Huawei Mate 30 users are no longer able to download Google apps via a workaround; following a US trade ban, a tool known as LZPlay emerged, allowing Mate 30 customers to install apps such as Gmail and Google Maps manually; that software no longer works, though it’s unclear how exactly it was shutdown; Huawei denies any involvement in the creation of LZPlay.
The French government is set to launch a national ID scheme that utilizes facial recognition tech next month; known as Alicem, the program seeks to use imaging tech to verify individuals when logging into tax services, bank accounts, and more.
👩🏾💻 Good reads
Sandvine’s 2019 Internet Trends. The global report. Streaming video continues to dominate internet consumption, but the content sources are fragmenting from the convenience of Netflix as the aggregator to many brands with unique original offerings. This has a big effect on overall internet traffic patterns, as it has also resulted in an increase in file sharing as users seek to avoid spending more money on subscriptions.
An interview with Alibaba Group chairman and CEO Daniel Zhang.
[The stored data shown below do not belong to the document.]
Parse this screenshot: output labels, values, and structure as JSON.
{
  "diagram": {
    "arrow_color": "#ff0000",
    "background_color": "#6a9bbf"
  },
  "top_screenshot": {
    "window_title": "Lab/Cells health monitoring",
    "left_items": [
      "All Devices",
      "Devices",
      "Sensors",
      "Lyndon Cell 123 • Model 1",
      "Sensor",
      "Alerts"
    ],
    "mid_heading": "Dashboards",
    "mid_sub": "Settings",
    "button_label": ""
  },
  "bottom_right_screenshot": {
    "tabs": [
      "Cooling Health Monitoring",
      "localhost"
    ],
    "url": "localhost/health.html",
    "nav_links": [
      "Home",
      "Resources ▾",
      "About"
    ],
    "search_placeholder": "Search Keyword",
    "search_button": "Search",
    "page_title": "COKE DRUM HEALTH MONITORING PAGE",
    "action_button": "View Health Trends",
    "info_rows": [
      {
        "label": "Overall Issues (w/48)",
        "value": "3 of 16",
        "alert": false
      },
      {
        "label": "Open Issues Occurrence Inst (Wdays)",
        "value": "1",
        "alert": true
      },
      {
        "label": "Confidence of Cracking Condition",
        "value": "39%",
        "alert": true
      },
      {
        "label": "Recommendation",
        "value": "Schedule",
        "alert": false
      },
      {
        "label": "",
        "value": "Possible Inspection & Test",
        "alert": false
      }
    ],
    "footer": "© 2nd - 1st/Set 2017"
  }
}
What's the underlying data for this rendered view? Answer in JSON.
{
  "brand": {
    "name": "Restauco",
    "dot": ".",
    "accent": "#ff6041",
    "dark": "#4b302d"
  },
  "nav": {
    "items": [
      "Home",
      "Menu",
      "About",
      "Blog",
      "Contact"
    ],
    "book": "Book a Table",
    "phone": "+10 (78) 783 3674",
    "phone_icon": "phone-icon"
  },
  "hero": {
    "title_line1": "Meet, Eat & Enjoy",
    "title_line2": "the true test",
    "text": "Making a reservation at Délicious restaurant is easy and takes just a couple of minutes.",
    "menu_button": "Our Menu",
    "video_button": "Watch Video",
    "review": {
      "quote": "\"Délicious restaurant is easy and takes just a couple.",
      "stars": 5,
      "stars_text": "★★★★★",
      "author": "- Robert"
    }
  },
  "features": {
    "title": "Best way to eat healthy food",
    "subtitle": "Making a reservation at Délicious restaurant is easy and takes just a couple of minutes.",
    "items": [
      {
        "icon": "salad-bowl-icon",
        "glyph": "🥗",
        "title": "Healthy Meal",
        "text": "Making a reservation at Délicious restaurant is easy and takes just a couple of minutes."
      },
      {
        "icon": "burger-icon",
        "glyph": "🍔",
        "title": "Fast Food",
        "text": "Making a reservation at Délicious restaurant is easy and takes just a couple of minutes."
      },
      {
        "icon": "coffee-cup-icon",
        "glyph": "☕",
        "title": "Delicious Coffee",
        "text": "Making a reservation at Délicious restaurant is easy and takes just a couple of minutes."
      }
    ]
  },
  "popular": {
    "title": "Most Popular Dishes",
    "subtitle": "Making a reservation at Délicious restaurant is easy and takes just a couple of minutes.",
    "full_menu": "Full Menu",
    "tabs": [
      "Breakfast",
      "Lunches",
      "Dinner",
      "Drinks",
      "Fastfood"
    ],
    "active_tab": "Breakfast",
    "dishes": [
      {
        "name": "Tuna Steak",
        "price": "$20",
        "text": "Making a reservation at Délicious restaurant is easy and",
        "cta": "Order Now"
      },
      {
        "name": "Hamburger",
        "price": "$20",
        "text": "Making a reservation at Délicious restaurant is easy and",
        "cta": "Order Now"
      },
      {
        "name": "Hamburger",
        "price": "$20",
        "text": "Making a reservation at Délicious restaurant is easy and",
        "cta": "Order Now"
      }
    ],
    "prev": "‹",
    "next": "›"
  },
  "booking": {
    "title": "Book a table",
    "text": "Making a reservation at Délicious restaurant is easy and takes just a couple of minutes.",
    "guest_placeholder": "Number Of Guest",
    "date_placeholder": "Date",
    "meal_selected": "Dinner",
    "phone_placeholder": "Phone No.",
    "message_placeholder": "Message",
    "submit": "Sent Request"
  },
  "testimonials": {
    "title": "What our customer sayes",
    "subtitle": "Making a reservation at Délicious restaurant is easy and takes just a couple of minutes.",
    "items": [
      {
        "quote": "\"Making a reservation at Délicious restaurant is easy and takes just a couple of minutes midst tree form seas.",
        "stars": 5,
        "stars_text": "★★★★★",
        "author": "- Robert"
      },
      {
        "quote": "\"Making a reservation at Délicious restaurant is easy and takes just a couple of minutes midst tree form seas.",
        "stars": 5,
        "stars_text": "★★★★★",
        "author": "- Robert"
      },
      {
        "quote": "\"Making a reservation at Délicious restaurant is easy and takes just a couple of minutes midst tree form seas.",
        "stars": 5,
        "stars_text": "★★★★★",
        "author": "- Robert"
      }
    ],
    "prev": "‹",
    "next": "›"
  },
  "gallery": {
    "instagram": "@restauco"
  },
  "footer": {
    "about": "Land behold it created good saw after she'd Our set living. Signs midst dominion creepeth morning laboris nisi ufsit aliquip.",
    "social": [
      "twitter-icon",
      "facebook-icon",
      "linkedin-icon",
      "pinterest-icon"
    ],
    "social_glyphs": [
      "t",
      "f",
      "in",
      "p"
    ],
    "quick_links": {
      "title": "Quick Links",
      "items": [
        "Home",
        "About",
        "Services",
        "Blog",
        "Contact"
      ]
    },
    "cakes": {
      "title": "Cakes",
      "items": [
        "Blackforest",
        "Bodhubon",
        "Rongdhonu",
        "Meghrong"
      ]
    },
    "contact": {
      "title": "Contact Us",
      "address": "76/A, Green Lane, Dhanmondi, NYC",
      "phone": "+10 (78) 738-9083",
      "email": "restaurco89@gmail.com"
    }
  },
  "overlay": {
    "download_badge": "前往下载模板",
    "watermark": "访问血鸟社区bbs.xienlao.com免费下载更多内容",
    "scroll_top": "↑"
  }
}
The chairman and CEO of China’s e-commerce giant describes Alibaba’s approach to innovation and how he balances analytics and instinct to push himself to spot hidden opportunities.
How to be an ethical Product Manager. Good advice on how not to trade off people’s positive experiences and outcomes by business objectives. Common sense? Maybe. But is it always used? And are we aware of that?
How companies like Google and Alibaba respond to fast-moving markets. Dave Ulrich, professor at the University of Michigan Ross School of Business, argues today’s companies need to replace old hierarchical models with he calls a “market-oriented ecosystem.” From research at Alibaba, Google, Huawei, Supercell, and others, he shows the impressive results of orienting teams and processes toward market opportunities.
Scrum vs Waterfall. Scrum is not the holy grail, and both have their place in their own context.